Within two years of its inauguration, Mazor has raised $4 million from Risk Funds and linked with several medical centers in Israel and abroad. The company’s first products are due to reach the market in about 18 months.

** Mind Guard, now a Caesaria-based company employing 30, has designed a revolutionary artery filter that helps prevent strokes – and could evolve into a permanent solution. “Everyone told us that our idea was impossible and hopeless,” recalled company chairman Dr. Ofer Yodfat. “Four years later, we have proved the efficiency of our products.”

Mind Guard’s filter redirects potentially dangerous brain-bound blood clots from major arteries into smaller blood vessels, and could prove a permanent solution for high-risk patients. The company has already raised over $10 million in outside investment.

** Lithotek has developed a medical device that complements endoscopes by detecting, destroying and removing kidney stones using a unique “basket” less than one millimeter in diameter.

“We are part of a cooperative program with incubators in Siberia,” explained Lithotek’s Dr.

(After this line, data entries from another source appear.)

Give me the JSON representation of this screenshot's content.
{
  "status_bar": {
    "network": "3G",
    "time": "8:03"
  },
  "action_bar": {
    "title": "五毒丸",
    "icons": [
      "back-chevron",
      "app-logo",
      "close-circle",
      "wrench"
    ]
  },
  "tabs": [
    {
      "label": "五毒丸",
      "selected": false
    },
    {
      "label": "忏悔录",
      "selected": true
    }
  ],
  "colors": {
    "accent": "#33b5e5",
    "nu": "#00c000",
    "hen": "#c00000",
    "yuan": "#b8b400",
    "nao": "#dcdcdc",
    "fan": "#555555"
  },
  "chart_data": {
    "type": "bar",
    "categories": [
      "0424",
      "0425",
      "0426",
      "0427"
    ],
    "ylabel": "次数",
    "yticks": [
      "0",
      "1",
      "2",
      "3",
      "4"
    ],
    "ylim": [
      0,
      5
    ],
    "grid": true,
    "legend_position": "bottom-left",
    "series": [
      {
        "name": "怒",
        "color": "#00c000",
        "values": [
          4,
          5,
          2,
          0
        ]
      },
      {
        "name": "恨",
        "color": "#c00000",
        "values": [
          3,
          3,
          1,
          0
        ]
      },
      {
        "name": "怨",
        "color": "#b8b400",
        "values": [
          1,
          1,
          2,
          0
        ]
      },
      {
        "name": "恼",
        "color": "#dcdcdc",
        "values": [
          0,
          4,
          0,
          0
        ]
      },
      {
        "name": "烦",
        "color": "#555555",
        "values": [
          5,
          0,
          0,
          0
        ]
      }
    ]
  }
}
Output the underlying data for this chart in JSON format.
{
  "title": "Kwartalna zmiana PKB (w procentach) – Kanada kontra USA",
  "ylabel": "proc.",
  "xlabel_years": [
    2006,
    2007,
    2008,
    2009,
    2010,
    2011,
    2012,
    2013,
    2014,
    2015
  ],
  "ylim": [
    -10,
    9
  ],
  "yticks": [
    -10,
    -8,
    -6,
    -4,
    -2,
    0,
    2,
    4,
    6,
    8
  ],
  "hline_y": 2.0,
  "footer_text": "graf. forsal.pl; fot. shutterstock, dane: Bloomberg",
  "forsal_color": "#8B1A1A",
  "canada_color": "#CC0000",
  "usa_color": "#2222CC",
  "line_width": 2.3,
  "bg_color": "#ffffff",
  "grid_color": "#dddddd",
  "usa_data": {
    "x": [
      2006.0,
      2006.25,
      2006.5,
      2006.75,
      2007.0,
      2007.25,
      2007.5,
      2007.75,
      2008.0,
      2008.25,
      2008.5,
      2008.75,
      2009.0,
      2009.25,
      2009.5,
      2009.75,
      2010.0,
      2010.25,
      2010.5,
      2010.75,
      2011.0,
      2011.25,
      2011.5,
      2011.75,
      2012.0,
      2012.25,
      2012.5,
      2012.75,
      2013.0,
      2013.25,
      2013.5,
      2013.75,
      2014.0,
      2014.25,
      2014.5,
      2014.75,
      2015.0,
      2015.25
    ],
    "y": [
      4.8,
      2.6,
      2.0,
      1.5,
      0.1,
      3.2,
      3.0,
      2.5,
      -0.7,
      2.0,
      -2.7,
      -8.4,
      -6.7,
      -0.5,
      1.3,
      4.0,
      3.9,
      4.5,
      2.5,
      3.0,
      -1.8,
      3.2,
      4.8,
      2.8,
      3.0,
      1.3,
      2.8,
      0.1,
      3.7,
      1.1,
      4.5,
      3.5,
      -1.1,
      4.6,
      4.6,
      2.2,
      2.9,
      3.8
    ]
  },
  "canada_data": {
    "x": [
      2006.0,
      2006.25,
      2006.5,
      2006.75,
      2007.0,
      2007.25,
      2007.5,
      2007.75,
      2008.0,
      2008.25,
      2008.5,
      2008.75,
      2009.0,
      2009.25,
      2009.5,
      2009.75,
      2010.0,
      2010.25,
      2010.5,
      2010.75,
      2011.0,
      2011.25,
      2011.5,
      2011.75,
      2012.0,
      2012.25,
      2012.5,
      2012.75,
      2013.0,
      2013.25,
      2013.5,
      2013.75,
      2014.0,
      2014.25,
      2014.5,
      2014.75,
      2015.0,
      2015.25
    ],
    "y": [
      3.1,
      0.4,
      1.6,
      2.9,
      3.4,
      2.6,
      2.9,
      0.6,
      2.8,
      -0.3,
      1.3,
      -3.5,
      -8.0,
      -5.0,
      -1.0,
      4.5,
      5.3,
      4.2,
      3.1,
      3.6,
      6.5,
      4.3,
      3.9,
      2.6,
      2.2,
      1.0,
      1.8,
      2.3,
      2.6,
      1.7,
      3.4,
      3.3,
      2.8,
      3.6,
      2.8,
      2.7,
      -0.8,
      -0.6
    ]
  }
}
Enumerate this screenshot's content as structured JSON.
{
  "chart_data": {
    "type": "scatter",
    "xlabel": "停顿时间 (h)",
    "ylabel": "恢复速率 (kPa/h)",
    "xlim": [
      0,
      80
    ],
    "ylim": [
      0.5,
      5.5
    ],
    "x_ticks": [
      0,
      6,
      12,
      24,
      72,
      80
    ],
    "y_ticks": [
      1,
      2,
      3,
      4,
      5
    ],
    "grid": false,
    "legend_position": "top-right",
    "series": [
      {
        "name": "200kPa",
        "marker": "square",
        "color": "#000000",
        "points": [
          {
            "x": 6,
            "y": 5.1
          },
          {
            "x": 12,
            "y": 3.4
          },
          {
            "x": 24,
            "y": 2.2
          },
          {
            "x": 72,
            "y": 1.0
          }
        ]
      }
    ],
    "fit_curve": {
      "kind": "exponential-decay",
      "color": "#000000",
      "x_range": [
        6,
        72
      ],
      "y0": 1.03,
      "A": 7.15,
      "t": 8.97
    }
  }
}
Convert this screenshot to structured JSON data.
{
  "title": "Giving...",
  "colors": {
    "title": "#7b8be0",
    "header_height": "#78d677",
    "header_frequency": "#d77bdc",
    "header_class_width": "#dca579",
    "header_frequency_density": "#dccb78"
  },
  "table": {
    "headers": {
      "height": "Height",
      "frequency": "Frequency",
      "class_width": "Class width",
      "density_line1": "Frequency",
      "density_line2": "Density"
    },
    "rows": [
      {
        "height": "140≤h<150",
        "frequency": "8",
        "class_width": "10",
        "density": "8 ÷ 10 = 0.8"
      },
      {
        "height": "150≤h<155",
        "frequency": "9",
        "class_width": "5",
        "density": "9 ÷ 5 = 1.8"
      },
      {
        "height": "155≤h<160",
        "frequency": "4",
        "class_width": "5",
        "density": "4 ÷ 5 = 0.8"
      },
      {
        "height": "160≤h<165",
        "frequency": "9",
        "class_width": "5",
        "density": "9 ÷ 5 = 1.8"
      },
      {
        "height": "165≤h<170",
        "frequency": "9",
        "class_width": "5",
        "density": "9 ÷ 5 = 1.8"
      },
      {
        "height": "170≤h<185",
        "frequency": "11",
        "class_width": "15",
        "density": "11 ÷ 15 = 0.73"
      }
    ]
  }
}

Valerie Diamant, an immigrant from the former Soviet Union.

Less than two years old, the company has already signed a worldwide marketing agreement with the US-based Cook Urological worth $3.5 million, and recently dispatched the first products from its new manufacturing facility in Katzrin.

** The brainchild of Prof. Meir Shinitzky of the Weitzman Institute, Dr. Gunter Muller of the Hebrew University and Miri Simchoni-Barak of Kibbutz Yiftach, A-Trap started as an experiment conducted in the kibbutz’s laboratory five years ago.

“There are several ways to attract mosquitoes and other blood-sucking insects,” explained Muller, the company’s scientist. “They are drawn by Carbon Dioxide (CO2) in breath, the heat of warm-blooded animals, bodily odors and even shapes, movement and color contrasts. Our trap mimics all these with a heating device and our patented biochemical processes that emit CO2 and odors.”

The unique device involves the fermentation of natural foodstuffs. “Rather than smelling like old socks, it gives off a pleasant, fruity-beery odor,” said Muller. “Unlike most chemical- or UV-based traps, it is safe to use indoors and does not attract beneficial insects, thereby causing no environmental imbalance.”

A prototype trap was extensively tested in Florida, Israel and Germany, and the patent can be adapted to attract specific flies, insects or bloodsuckers. The company”s second product – a trap for flies only – is under development.
A-Trap recently signed a long-term marketing contract – worth $55 million over the next five years – with Florida-based Lentek International that manufactures and markets consumer products across the United States and in 67 countries. The connection between the companies was facilitated by Peformance Systems, which has helped over 100 Israeli companies penetrate US markets.

The moveable trap is suitable for both indoor and outdoor use, and may soon become a fixture of every family picnic. “We expect to sell hundreds of thousands of dispensers and millions of refills,” said A-Trap’s Chairman Ami Regev. “We’re thinking in international terms. The company is currently negotiating a European distribution agreement with the German-based Neudorf, and our next target market will be Australia.”

A-Trap graduated from the Golan incubator last summer, and is to open a new marketing center in Kibbutz Hachorshim (near Rosh Ha’ayin) in April.